Public speaking is routine. Public speaking is subject matter for our nightmares. As scientists, we present our stories in public and often. Our presentations are more than just stories to tell. They are the public defense of our work, and the success of a presentation can be measured by the questions it provokes. Presentations thus help you to identify the strengths and the weaknesses of your work. Furthermore, what works in a presentation might also work well when you sit down to write the corresponding manuscript. So if asked, be more than willing to present even though it might be terrifying to do so.

 

We are published authors. Like writers or journalists, our work is published and read by others. We have perhaps taken the idea of publishing (or perishing) and its significance in our career development to an extreme. Nevertheless, once an article is in print, it is a part of history. We will see our bylines in journals or online, a position any struggling writer might envy.

 

We are artists. Every time we look at a fluorescent image or even a cluster diagram of thousands of data points, we are looking at art. A friend of mine once remarked that she could become an art museum docent because it is what she did all day as a scientist-look at images. We design our experiments so that they tell us something, but there is art in the way they appear. Artful visualization of our work is especially important today, as we work in multidisciplinary teams and more broadly engage the public. Thus, our educational systems in the West, I believe, mistakenly categorize art and science as completely independent disciplines.

 

We travel the world. A component of any dream job is worldwide travel.
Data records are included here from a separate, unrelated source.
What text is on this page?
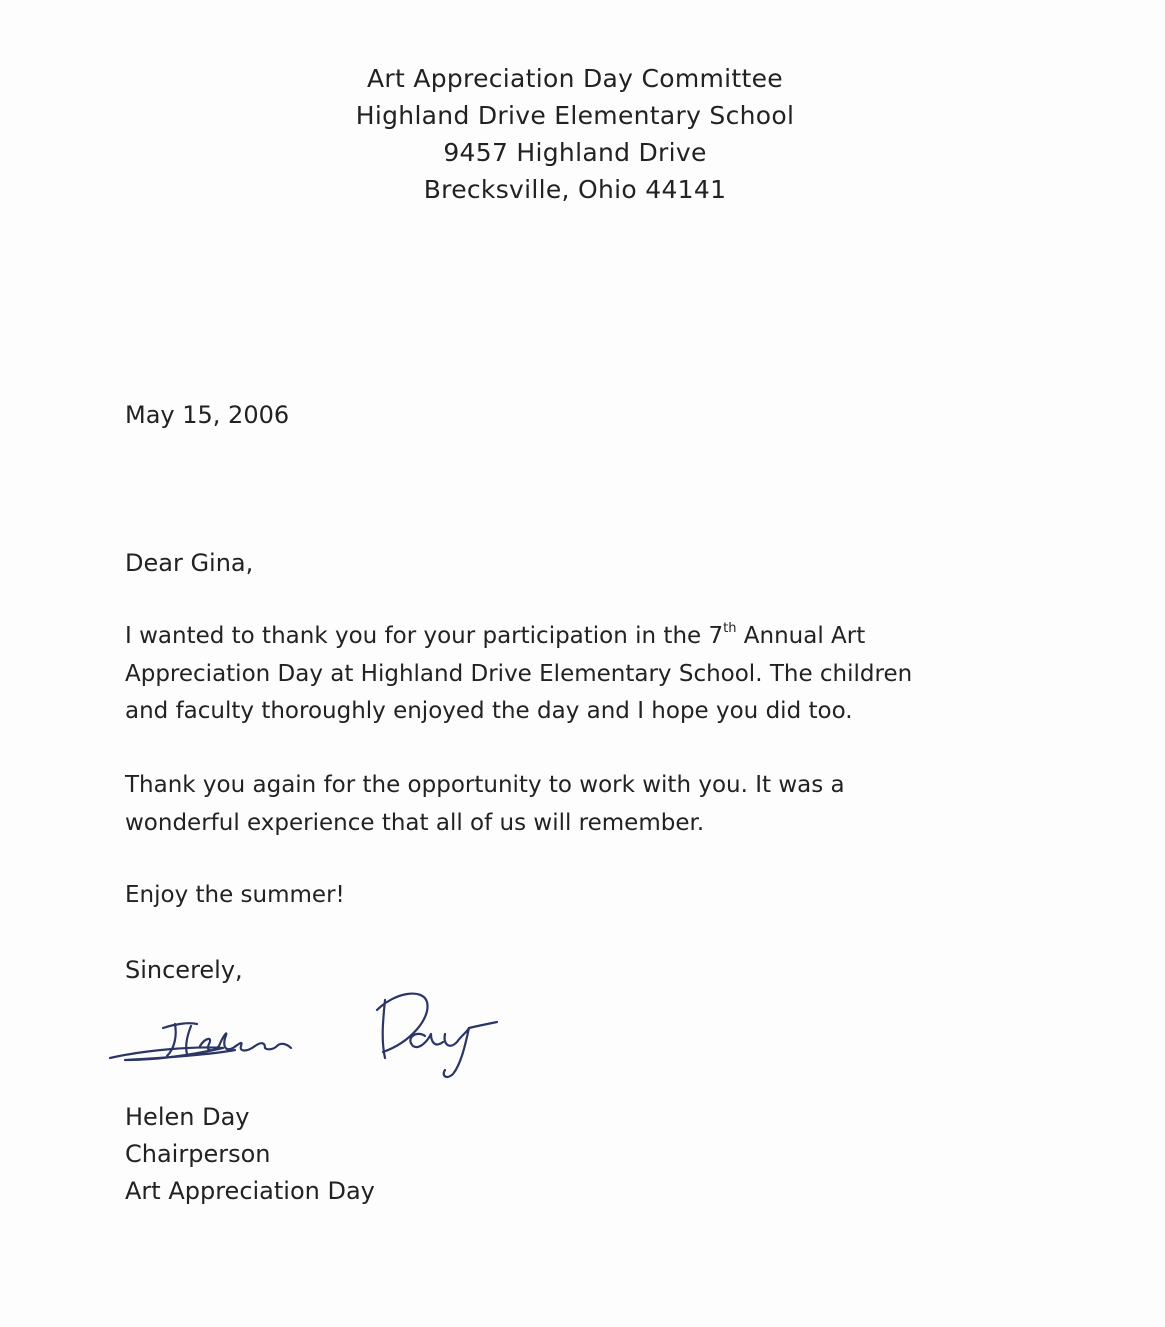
Art Appreciation Day Committee
Highland Drive Elementary School
9457 Highland Drive
Brecksville, Ohio 44141
May 15, 2006
Dear Gina,
I wanted to thank you for your participation in the 7th Annual Art
Appreciation Day at Highland Drive Elementary School. The children
and faculty thoroughly enjoyed the day and I hope you did too.
Thank you again for the opportunity to work with you. It was a
wonderful experience that all of us will remember.
Enjoy the summer!
Sincerely,
Helen Day
Chairperson
Art Appreciation Day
As a scientist, there is no avoiding it; the world will come to you or you will go out into it with your degree. Travel might begin as early as when you choose where to get your degree, and it continues as you participate in conferences and develop collaborations. Suddenly you can find yourself in a place you might never have considered visiting. Such experiences importantly provide insight into the challenges facing scientists around the world, making their problems our problems to solve together.

 

Exceptional people are part of our daily life. Some of the most fascinating people you will ever meet will be other scientists. You must check your ego at the door every day to take advantage of such people who may be your colleagues, your teachers, or your collaborators. I have met truly great thinkers at every step of my career. I found that it is often the humblest ones who are the people you most want to emulate.

 

Science is as much a way of life as it is a career. The basis for good science is risk-taking, and we are accustomed to failure. Life in general is also a series of risk-taking events with both good and bad outcomes. Whether I am about to do a backward roll for a dive into the sea or baking a cake, it’s an experiment.

 

For many other reasons, science seems an unlikely career choice. We never know where our research questions will take us. The pay is not requisite with the level of training and the number of hours we put in, and funding resources are extremely competitive. The most difficult aspect might be that the implications of our studies are not necessarily immediate; we might only be setting up future generations to make the real breakthroughs. For this reason, we must preserve our creative and discovery based research in order to educate our future generations of scientists in a meaningful way.

 

So, while you must perform protocols to reach your scientific goals, maybe we should not let protocols run our science life. Keep this in mind for your own work as well as in the review of the work of others. Good luck in the coming year, and we hope that at Filipodia.com we help you to reach at least some of your publishing goals.